At the park this week, police cars roamed throughout the pedestrian paths, at times questioning unhoused residents who remained. At least one individual was detained on Monday, though it’s unclear why.

“Their purpose is to harass and bully,” said Lesly Lynch, 70, an unhoused resident who was spending time at the park but no longer camps there. “This is not going to solve the problem,” he said of the closure, noting that some people won’t stay in shelters because of the strict rules and challenging environment.

Otzoy, who had stayed at Echo Park and MacArthur, works as a handyman and said the motel program felt “like a jail”. The curfews interfered with his work schedule, and he wasn’t allowed to keep his tools, he said, adding that the MacArthur Park renovations shouldn’t require a fenced-off closure: “That’s just an excuse.”
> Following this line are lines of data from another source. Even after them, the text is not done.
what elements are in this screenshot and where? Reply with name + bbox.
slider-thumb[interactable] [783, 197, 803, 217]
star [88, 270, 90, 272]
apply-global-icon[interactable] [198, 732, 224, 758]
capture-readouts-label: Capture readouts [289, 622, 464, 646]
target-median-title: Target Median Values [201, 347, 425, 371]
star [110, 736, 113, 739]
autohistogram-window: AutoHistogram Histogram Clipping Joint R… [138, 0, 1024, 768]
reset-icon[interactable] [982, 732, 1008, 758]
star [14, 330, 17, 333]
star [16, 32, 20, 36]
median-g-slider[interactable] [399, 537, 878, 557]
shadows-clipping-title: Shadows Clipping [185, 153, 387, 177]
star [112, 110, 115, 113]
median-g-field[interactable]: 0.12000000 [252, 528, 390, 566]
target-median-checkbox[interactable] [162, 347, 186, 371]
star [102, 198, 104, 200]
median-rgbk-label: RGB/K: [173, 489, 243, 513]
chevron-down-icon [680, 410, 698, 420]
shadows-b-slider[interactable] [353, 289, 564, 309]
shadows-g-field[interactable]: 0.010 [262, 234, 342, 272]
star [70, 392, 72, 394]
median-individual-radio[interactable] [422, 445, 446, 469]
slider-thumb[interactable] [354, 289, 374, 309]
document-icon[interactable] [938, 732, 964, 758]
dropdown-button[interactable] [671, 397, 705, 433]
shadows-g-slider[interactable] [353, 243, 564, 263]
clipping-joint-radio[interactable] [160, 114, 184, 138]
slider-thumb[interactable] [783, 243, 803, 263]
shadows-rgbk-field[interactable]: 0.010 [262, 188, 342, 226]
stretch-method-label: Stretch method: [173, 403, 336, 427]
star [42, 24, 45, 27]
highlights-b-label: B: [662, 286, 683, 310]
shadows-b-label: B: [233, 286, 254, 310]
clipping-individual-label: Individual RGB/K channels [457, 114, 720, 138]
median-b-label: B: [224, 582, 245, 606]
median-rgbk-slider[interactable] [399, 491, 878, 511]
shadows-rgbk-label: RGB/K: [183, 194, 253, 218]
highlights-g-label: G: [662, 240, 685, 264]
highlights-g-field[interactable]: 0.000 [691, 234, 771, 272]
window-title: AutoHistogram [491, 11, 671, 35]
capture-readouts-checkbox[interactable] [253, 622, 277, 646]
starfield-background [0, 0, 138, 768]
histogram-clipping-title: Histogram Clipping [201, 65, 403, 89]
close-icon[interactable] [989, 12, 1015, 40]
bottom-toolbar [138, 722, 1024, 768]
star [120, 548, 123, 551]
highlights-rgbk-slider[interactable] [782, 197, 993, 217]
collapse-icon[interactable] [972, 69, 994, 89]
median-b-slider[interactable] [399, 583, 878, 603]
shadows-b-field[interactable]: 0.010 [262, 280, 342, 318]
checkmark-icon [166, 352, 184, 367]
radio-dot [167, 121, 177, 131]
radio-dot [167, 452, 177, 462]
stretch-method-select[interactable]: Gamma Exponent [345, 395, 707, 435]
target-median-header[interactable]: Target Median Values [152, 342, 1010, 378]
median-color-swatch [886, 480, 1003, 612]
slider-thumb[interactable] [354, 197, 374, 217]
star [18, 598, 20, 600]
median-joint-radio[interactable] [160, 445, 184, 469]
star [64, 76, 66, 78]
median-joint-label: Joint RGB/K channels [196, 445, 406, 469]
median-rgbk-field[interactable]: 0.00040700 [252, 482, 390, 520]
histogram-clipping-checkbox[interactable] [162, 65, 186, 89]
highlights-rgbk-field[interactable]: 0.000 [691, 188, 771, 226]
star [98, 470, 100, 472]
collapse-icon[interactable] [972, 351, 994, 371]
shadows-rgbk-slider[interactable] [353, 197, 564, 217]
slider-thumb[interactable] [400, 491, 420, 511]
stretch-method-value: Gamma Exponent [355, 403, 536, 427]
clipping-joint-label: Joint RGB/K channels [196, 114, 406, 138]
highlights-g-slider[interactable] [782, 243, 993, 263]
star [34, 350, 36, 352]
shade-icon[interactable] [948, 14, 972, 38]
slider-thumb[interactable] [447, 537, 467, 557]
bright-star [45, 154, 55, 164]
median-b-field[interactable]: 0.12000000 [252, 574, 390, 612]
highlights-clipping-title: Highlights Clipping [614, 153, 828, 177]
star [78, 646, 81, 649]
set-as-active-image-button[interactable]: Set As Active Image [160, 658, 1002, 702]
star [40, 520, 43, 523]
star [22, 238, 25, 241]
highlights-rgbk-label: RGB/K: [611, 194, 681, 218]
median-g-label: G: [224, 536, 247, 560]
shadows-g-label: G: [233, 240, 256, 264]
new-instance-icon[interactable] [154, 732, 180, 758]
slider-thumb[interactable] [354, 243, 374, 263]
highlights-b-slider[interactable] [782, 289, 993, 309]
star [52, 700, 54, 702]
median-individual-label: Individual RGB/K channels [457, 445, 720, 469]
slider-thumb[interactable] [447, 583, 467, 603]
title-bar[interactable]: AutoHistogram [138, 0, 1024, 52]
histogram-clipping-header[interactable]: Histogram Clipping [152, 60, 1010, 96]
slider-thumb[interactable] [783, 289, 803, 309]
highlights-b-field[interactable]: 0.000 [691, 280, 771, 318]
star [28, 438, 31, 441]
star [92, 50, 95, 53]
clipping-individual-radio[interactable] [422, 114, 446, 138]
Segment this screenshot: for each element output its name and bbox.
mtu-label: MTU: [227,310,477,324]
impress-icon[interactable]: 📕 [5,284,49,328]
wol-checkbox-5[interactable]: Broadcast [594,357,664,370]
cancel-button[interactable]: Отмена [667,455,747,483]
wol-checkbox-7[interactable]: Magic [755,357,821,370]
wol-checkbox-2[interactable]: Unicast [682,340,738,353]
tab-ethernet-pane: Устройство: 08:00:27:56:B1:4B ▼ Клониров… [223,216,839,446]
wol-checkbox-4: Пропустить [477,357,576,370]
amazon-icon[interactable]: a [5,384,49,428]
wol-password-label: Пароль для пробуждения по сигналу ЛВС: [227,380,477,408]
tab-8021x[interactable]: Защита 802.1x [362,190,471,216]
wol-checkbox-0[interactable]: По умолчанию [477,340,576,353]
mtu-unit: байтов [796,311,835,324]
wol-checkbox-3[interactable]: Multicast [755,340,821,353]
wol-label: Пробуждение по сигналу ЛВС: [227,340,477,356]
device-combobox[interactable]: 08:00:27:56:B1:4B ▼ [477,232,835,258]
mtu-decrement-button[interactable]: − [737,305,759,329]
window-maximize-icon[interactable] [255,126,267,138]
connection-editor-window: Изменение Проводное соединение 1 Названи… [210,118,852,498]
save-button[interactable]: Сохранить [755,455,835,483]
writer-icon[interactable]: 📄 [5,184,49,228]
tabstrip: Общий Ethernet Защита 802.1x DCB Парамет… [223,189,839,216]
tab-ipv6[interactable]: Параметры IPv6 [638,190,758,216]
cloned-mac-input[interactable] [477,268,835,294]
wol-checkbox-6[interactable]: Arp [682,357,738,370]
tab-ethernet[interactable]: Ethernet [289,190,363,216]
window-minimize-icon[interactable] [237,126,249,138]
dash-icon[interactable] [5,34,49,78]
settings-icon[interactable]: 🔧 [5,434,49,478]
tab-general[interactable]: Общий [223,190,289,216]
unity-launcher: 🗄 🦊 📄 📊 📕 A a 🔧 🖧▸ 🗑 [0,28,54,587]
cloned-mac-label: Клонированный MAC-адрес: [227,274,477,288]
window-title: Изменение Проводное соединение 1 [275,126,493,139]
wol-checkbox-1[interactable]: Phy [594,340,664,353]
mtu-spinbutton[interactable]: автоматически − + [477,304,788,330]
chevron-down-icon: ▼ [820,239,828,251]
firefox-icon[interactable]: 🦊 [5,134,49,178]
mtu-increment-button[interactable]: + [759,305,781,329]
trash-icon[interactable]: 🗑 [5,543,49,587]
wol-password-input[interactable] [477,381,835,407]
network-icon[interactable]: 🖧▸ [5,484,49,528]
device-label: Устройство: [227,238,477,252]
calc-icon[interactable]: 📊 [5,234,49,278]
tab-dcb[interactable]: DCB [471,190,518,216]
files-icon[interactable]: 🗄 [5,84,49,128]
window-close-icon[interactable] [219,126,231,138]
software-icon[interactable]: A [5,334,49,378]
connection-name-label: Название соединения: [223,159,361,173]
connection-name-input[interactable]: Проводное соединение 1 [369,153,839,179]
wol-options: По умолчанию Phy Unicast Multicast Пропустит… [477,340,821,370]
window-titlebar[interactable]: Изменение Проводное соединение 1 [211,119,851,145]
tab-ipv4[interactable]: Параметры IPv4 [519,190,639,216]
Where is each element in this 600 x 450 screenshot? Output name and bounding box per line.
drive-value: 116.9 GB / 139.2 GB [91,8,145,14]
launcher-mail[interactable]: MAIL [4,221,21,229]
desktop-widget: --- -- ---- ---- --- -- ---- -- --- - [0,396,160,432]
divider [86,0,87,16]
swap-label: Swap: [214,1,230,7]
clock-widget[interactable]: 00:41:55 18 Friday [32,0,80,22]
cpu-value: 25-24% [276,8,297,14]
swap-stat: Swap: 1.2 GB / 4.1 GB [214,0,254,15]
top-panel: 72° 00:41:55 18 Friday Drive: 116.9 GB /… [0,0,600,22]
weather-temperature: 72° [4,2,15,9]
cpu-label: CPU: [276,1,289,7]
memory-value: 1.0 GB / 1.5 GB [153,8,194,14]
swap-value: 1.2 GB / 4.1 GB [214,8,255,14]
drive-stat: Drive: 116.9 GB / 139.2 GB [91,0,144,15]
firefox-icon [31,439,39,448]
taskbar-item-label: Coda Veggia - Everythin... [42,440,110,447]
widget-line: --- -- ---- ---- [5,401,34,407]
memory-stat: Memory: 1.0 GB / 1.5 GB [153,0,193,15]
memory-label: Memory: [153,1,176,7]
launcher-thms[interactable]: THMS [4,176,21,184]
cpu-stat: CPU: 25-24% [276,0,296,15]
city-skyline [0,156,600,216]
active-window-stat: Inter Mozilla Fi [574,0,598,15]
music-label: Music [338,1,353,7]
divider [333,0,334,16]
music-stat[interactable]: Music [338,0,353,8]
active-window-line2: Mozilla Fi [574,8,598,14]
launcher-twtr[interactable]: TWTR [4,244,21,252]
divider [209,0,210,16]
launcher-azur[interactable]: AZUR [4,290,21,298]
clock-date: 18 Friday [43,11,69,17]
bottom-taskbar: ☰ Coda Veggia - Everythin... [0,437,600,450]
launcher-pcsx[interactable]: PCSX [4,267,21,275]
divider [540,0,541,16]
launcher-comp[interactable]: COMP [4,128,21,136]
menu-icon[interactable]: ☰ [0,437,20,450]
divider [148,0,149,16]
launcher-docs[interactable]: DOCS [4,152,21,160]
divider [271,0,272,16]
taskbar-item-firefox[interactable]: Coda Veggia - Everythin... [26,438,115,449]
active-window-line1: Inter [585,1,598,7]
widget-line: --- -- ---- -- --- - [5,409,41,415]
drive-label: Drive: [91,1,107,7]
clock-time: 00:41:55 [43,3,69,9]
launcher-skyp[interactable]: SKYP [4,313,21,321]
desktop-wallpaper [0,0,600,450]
“They need to concentrate on more important things – like housing,” added Jimmy Glenwood Sr, 72, another unhoused resident sitting on a bench nearby.

“It’s security theater at best for people who are housed and complaining,” argued Sherin Varghese, the co-founder of Ktown for All, a volunteer advocacy group for unhoused people. “It’s an illogical approach that prioritizes aesthetics over humanity.”

Stacy White, an unhoused resident who was camping at MacArthur but has now moved into a shelter, recently returned to help friends who remained. She said she supported the park closure, given how dangerous it had become for unhoused people. “I don’t want to die outside,” she said. But she was not confident that people would get the help they need: “Nothing is gonna change.”

José Felix Cabrera Larios, vice-president of the MacArthur Park Neighborhood Council, said he was glad the park would be improved and was hopeful there would be no encampments in the future: “Before the pandemic, rules were followed. And the rules will be followed once the park reopens.”

Cedillo, the council member, declined an interview request. A spokesman said he could not say whether people who refused to leave would face arrest on Friday: “The park is closing, and we’re asking everyone to leave.”